Four elements of the Maastricht criteria

  • Price stability: The country's inflation rate must not exceed by more than 1.5 percentage points the average inflation rate of the three eurozone countries with the lowest price growth.
  • Long-term interest rate: The long-term interest rate be no more than 2 percentage points above the average of the three eurozone countries with the lowest inflation.
  • Public finance: The budget deficit can’t exceed 3 percent of GDP and the debt ratio can’t be higher than 60 percent of GDP.
  • Exchange rate stability: The country must spend two years in the revised European Exchange Rate Mechanism (ERM II).

Several countries that joined the EU at the same time as the Czech Republic adopted the euro fairly quickly. Slovenia joined in 2007, while Cyprus and Malta followed in 2008, and Slovakia in 2009; all of them are now part of the eurozone. The Baltic nations all joined the EU between 2011 and 2015. Croatia, which joined the EU in 2013, plans to adopt the euro on Jan. 1, 2023.

On the other hand, Sweden joined the EU in 1995 and has not yet made any moves to adopt the euro.

In the material for the government, the Finance Ministry and the ČNB recommend that, given the current failure to meet the criteria, the Czech Republic should not set a deadline for the introduction of the euro and also not seek to join ERM II for the time being.

The government’s program statement does not make a commitment to set a deadline for adopting the euro by the end of its term in 2025. However, the document commits the cabinet to meeting the Maastricht criteria as soon as possible.

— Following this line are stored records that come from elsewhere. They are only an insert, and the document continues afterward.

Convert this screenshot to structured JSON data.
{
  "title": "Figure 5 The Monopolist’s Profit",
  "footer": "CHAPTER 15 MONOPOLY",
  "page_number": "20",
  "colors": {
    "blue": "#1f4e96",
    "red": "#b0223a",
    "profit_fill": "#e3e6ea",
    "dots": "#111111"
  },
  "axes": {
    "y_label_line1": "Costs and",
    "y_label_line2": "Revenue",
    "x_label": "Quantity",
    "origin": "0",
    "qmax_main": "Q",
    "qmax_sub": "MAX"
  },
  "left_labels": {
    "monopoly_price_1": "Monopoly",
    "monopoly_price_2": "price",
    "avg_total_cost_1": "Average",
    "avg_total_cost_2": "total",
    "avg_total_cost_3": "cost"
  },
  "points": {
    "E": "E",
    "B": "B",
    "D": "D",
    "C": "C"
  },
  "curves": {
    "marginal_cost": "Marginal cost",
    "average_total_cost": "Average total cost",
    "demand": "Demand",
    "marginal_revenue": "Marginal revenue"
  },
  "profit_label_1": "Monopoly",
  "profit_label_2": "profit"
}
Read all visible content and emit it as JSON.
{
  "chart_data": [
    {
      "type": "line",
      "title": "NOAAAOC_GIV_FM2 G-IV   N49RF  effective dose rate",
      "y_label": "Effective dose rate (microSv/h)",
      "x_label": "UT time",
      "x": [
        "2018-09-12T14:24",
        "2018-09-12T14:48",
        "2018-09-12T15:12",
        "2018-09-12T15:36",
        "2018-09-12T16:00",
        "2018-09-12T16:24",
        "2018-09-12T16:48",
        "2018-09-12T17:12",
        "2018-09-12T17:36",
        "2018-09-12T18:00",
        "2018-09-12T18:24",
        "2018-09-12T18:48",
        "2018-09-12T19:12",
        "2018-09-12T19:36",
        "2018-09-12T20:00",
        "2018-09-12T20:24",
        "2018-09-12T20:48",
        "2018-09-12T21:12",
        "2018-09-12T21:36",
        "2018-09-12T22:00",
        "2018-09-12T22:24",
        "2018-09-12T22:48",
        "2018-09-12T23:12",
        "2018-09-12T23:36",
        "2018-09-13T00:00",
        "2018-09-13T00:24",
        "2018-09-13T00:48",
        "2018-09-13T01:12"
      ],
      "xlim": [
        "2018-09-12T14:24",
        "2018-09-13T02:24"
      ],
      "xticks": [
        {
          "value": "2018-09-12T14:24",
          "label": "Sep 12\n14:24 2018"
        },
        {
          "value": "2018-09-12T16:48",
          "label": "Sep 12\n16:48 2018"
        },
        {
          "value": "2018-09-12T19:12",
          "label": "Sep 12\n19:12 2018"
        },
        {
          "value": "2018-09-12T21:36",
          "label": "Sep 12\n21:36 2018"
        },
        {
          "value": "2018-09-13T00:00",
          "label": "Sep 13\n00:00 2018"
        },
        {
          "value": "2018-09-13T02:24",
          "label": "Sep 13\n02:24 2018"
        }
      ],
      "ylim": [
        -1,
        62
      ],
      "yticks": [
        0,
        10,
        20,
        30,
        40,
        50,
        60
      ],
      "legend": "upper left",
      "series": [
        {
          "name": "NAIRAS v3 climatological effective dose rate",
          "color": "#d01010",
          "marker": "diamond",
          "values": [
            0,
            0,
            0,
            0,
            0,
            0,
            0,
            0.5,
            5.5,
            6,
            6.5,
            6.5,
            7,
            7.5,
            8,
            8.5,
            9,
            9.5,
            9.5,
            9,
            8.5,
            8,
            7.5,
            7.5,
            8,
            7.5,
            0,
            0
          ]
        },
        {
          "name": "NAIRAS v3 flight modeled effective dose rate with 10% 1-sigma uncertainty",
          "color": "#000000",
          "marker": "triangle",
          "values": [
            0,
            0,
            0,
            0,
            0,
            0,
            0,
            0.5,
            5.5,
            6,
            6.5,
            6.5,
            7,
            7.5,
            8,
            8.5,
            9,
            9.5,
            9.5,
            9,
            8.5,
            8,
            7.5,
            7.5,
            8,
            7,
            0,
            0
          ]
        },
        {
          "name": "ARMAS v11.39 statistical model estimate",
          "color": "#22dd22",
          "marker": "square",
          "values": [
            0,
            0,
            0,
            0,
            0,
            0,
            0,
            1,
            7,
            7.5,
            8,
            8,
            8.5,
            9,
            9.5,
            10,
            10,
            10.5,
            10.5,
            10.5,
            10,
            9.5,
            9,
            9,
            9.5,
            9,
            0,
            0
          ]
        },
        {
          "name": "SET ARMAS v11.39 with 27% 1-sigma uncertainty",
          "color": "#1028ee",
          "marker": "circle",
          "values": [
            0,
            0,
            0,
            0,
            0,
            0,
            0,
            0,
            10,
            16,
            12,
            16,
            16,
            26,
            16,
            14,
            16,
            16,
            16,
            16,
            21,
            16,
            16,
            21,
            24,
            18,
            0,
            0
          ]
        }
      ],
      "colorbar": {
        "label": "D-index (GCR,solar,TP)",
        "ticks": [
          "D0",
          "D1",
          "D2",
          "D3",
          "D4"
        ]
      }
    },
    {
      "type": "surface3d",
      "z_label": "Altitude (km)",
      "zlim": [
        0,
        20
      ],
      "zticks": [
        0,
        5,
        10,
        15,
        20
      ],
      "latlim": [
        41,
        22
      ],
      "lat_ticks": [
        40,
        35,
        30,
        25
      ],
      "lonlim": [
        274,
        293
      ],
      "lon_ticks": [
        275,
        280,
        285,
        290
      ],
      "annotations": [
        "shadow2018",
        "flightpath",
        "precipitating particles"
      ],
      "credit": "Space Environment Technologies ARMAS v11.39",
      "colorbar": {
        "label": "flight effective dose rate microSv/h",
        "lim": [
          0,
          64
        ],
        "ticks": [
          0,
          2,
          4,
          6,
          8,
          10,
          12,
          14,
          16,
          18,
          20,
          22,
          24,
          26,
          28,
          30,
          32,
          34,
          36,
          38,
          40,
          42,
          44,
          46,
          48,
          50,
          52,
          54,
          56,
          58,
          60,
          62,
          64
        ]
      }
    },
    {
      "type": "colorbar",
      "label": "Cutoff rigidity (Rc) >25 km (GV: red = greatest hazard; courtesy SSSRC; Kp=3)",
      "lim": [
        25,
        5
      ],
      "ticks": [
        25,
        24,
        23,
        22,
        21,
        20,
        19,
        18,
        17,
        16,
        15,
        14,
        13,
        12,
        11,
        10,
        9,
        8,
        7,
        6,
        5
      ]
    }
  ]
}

The issue has divided politicians and experts. The TOP 09 party, which is part of the government coalition, in July urged adopting the euro as soon as possible to boost the economy. Michal Skořepa, an economic analyst at Česká spořitelna, in June said that the Czech Republic’s independence from the eurozone may be a bonus in retaining foreign investor confidence.  

An analysis in 2021 by the ČNB pointed out the pros and cons of euro adoption for the Czech Republic. It said a big benefit would come from the country’s strong trade links with other EU countries. Risks include the economic differences between the Czech Republic and the EU as a whole such as the unusually high proportion of industry in Czech national GDP.